Tencent, Alibaba lead China's top brands as tech dominates

The logo of Alibaba Group is seen inside the company's headquarters in Hangzhou, Zhejiang province early November 11, 2014. REUTERS/Aly Song

BEIJING (Reuters) - China's tech giants Tencent Holdings Ltd and Alibaba Group Holding Ltd beat state firms for the first time to become the country's most valuable brands in 2015, a report published on Tuesday shows.

China's three biggest Internet companies, which also includes Baidu Inc, all appeared in the country's top 5 rankings, said advertising company WPP Plc and its research affiliate Millward Brown.

"For the first time the tech industry surpasses the banking industry in terms of brand value," said Doreen Wang, global head of BrandZ at Millward Brown, citing the rise of Internet finance and the decline of profits at big banks.

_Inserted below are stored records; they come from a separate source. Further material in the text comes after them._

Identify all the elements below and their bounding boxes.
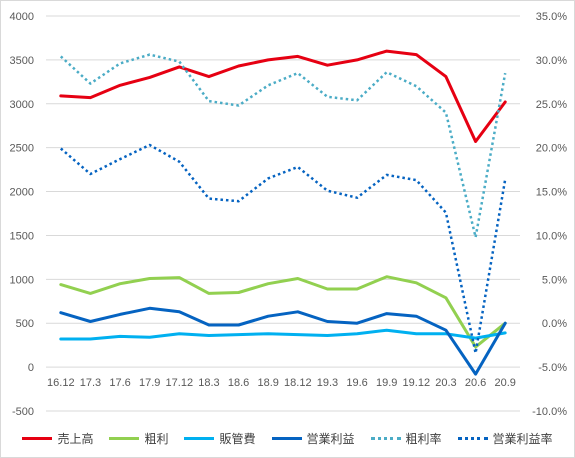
x-tick-label: 20.6 bbox=[465, 377, 486, 389]
x-tick-label: 18.6 bbox=[228, 377, 249, 389]
left-tick-label: 3000 bbox=[10, 99, 34, 111]
legend-label: 粗利 bbox=[144, 431, 169, 446]
right-tick-label: 30.0% bbox=[536, 55, 567, 67]
x-axis: 16.12 17.3 17.6 17.9 17.12 18.3 18.6 18.9 18.12 1… bbox=[47, 377, 516, 389]
left-tick-label: 4000 bbox=[10, 11, 34, 23]
x-tick-label: 20.9 bbox=[494, 377, 515, 389]
legend-label: 売上高 bbox=[57, 431, 94, 446]
right-tick-label: 20.0% bbox=[536, 143, 567, 155]
legend-swatch bbox=[184, 436, 215, 440]
legend: 売上高 粗利 販管費 営業利益 粗利率 営業利益率 bbox=[8, 428, 567, 448]
legend-swatch bbox=[457, 436, 488, 440]
legend-swatch bbox=[370, 436, 401, 440]
series-lines bbox=[59, 49, 507, 376]
x-tick-label: 16.12 bbox=[47, 377, 75, 389]
legend-item: 営業利益率 bbox=[457, 430, 553, 447]
legend-label: 営業利益率 bbox=[492, 431, 553, 446]
x-tick-label: 19.9 bbox=[376, 377, 397, 389]
gridlines bbox=[46, 15, 520, 412]
left-axis: 4000 3500 3000 2500 2000 1500 1000 500 0 -500 bbox=[10, 11, 34, 418]
legend-item: 売上高 bbox=[22, 430, 93, 447]
right-tick-label: 10.0% bbox=[536, 230, 567, 242]
right-tick-label: 5.0% bbox=[542, 274, 567, 286]
left-tick-label: 1000 bbox=[10, 274, 34, 286]
x-tick-label: 17.9 bbox=[139, 377, 160, 389]
right-tick-label: 0.0% bbox=[542, 318, 567, 330]
legend-swatch bbox=[109, 436, 140, 440]
legend-swatch bbox=[271, 436, 302, 440]
legend-label: 営業利益 bbox=[306, 431, 355, 446]
x-tick-label: 17.3 bbox=[80, 377, 101, 389]
series-line-0 bbox=[59, 49, 507, 143]
right-axis: 35.0% 30.0% 25.0% 20.0% 15.0% 10.0% 5.0% 0.0% -5… bbox=[532, 11, 567, 418]
x-tick-label: 19.6 bbox=[346, 377, 367, 389]
right-tick-label: 15.0% bbox=[536, 187, 567, 199]
left-tick-label: 0 bbox=[28, 362, 34, 374]
right-tick-label: -5.0% bbox=[538, 362, 567, 374]
left-tick-label: -500 bbox=[12, 406, 34, 418]
legend-item: 販管費 bbox=[184, 430, 256, 447]
x-tick-label: 18.3 bbox=[198, 377, 219, 389]
x-tick-label: 19.3 bbox=[317, 377, 338, 389]
series-line-3 bbox=[59, 306, 507, 376]
x-tick-label: 20.3 bbox=[435, 377, 456, 389]
series-line-5 bbox=[59, 143, 507, 355]
left-tick-label: 500 bbox=[16, 318, 34, 330]
x-tick-label: 17.6 bbox=[109, 377, 130, 389]
left-tick-label: 2500 bbox=[10, 143, 34, 155]
legend-item: 粗利 bbox=[109, 430, 168, 447]
x-tick-label: 17.12 bbox=[166, 377, 194, 389]
legend-label: 販管費 bbox=[219, 431, 256, 446]
left-tick-label: 3500 bbox=[10, 55, 34, 67]
series-line-2 bbox=[59, 328, 507, 341]
right-tick-label: 25.0% bbox=[536, 99, 567, 111]
x-tick-label: 19.12 bbox=[403, 377, 431, 389]
legend-item: 営業利益 bbox=[271, 430, 355, 447]
legend-item: 粗利率 bbox=[370, 430, 442, 447]
x-tick-label: 18.9 bbox=[257, 377, 278, 389]
legend-swatch bbox=[22, 436, 53, 440]
left-tick-label: 1500 bbox=[10, 230, 34, 242]
series-line-4 bbox=[59, 53, 507, 239]
legend-label: 粗利率 bbox=[405, 431, 442, 446]
series-line-1 bbox=[59, 275, 507, 349]
x-tick-label: 18.12 bbox=[284, 377, 312, 389]
right-tick-label: -10.0% bbox=[532, 406, 567, 418]
right-tick-label: 35.0% bbox=[536, 11, 567, 23]
left-tick-label: 2000 bbox=[10, 187, 34, 199]
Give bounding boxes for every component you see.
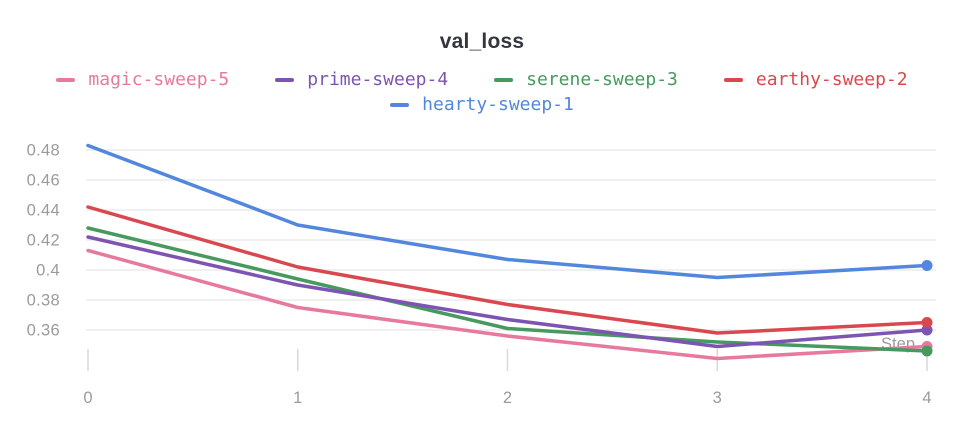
legend-row-2: hearty-sweep-1 [0, 92, 964, 117]
y-tick-label: 0.38 [27, 292, 60, 310]
y-tick-label: 0.36 [27, 322, 60, 340]
legend-line-swatch [56, 77, 76, 82]
legend-row-1: magic-sweep-5 prime-sweep-4 serene-sweep-3… [0, 67, 964, 92]
legend-label: magic-sweep-5 [88, 69, 230, 90]
x-tick-label: 3 [713, 389, 722, 407]
y-tick-label: 0.46 [27, 172, 60, 190]
series-line-serene-sweep-3[interactable] [86, 226, 929, 353]
series-line-magic-sweep-5[interactable] [86, 248, 929, 361]
x-tick-label: 0 [83, 389, 92, 407]
legend-line-swatch [275, 77, 295, 82]
series-line-prime-sweep-4[interactable] [86, 235, 929, 349]
legend-item-prime-sweep-4[interactable]: prime-sweep-4 [275, 67, 448, 92]
y-tick-label: 0.4 [36, 262, 60, 280]
legend-item-hearty-sweep-1[interactable]: hearty-sweep-1 [390, 92, 574, 117]
series-line-earthy-sweep-2[interactable] [86, 205, 929, 335]
series-endpoint-earthy-sweep-2[interactable] [921, 317, 933, 328]
chart-title: val_loss [439, 30, 525, 53]
legend-line-swatch [723, 77, 743, 82]
legend-label: hearty-sweep-1 [422, 94, 574, 115]
legend-line-swatch [390, 102, 410, 107]
legend-item-serene-sweep-3[interactable]: serene-sweep-3 [494, 67, 678, 92]
legend-label: serene-sweep-3 [526, 69, 678, 90]
x-tick-label: 1 [293, 389, 302, 407]
x-tick-label: 2 [503, 389, 512, 407]
y-tick-label: 0.44 [27, 202, 60, 220]
y-tick-label: 0.48 [27, 142, 60, 160]
legend-label: prime-sweep-4 [307, 69, 449, 90]
legend-line-swatch [494, 77, 514, 82]
legend-label: earthy-sweep-2 [755, 69, 908, 90]
series-line-hearty-sweep-1[interactable] [86, 143, 929, 280]
legend-item-earthy-sweep-2[interactable]: earthy-sweep-2 [723, 67, 908, 92]
series-endpoint-serene-sweep-3[interactable] [921, 345, 933, 357]
series-endpoint-hearty-sweep-1[interactable] [921, 260, 933, 271]
legend-item-magic-sweep-5[interactable]: magic-sweep-5 [56, 67, 229, 92]
legend: magic-sweep-5 prime-sweep-4 serene-sweep-3… [0, 67, 964, 117]
y-tick-label: 0.42 [27, 232, 60, 250]
x-tick-label: 4 [922, 389, 931, 407]
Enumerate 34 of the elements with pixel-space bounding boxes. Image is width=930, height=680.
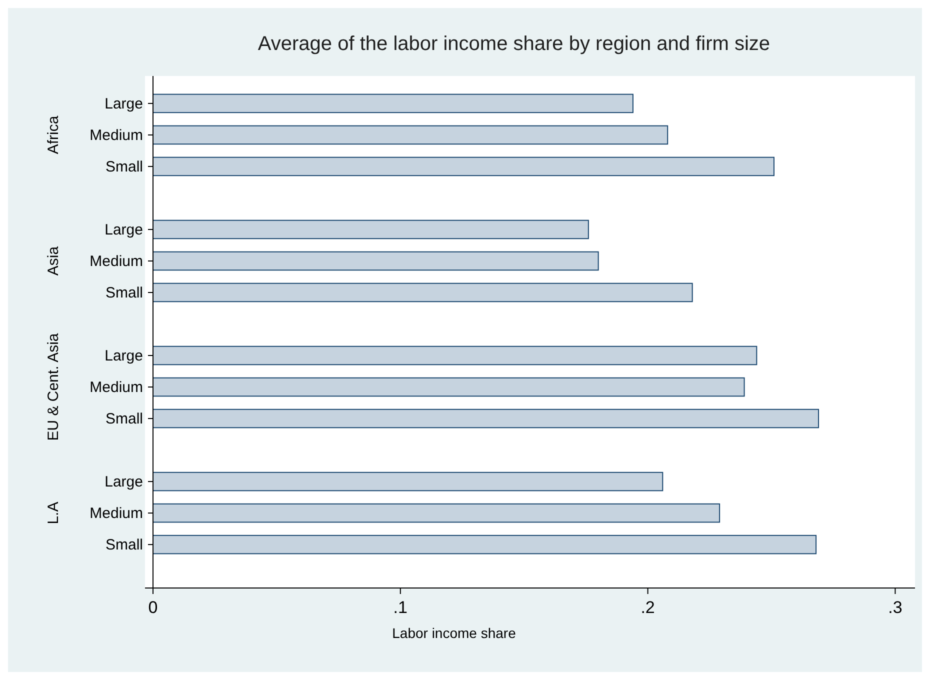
y-tick-label: Small xyxy=(105,410,143,428)
y-tick-label: Large xyxy=(104,221,143,238)
y-tick-label: Large xyxy=(104,474,143,491)
bar xyxy=(152,408,820,428)
bar xyxy=(152,125,668,145)
x-tick-label: .2 xyxy=(640,598,655,617)
bar xyxy=(152,220,589,240)
bar xyxy=(152,377,745,397)
bar xyxy=(152,251,599,271)
bar xyxy=(152,346,758,366)
x-tick-label: .1 xyxy=(393,598,408,617)
text: Africa xyxy=(45,115,62,154)
y-tick-label: Small xyxy=(105,284,143,302)
text: L.A xyxy=(45,502,62,524)
y-tick-label: Small xyxy=(105,158,143,176)
y-tick-label: Medium xyxy=(90,379,143,396)
bar xyxy=(152,156,774,176)
y-tick-label: Small xyxy=(105,536,143,554)
bar xyxy=(152,94,634,114)
y-tick-label: Medium xyxy=(90,126,143,144)
bar xyxy=(152,503,720,523)
bar xyxy=(152,534,817,554)
x-tick-label: 0 xyxy=(148,598,158,617)
y-tick-label: Medium xyxy=(90,252,143,270)
y-tick-label: Large xyxy=(104,348,143,365)
text: EU & Cent. Asia xyxy=(45,332,62,441)
bar xyxy=(152,472,664,492)
chart-title: Average of the labor income share by region and firm size xyxy=(258,33,770,55)
y-tick-label: Medium xyxy=(90,505,143,522)
x-tick-label: .3 xyxy=(888,598,902,617)
bar xyxy=(152,282,693,302)
y-tick-label: Large xyxy=(104,95,143,112)
x-axis-title: Labor income share xyxy=(392,625,516,641)
text: Asia xyxy=(45,246,62,276)
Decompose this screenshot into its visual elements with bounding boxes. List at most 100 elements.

The annual rankings, based on analysis of a brand's revenue and consumer responses to it, only cover the country's publicly-traded companies.

Top brand Tencent is valued at $66 billion (43.78 billion pounds), up 95 percent from last year, according to the report.

The Chinese social media giant's brand value has surpassed Facebook Inc and it is now the world's fifth most valuable tech brand, following Apple Inc, Google Inc, International Business Machines Corp and Microsoft Corp, according to Wang.

Alibaba, the e-commerce powerhouse that raised $25 billion in the world's biggest initial public offering last September, has a brand value of nearly $60 billion and ranked No. 2 in China, the report said.

Private enterprise brand value has increased 97 percent since 2013, while government-owned firms have lost 9 percent over the same period, the report said.

China Mobile Ltd and Industrial and Commercial Bank of China Ltd, both government-backed, topped the ranking last year.

Each saw a decline of about 10 percent in brand value, hit by increased market competition and the government's anti-corruption drive that targets strategic state firms.

The total value of China's top 100 brands grew at a record 59 percent from last year, to $464.2 billion, outpacing the 41 percent growth of the world's top 100 brands, the report said.

"The big question now is what brands must do to be accepted in international markets," Wang of Millward Brown said.

Although Chinese brands are strengthening their presence overseas, only personal computer and smartphone maker Lenovo Group Ltd and cell phone maker ZTE Corp, generated more than half of their revenue outside China.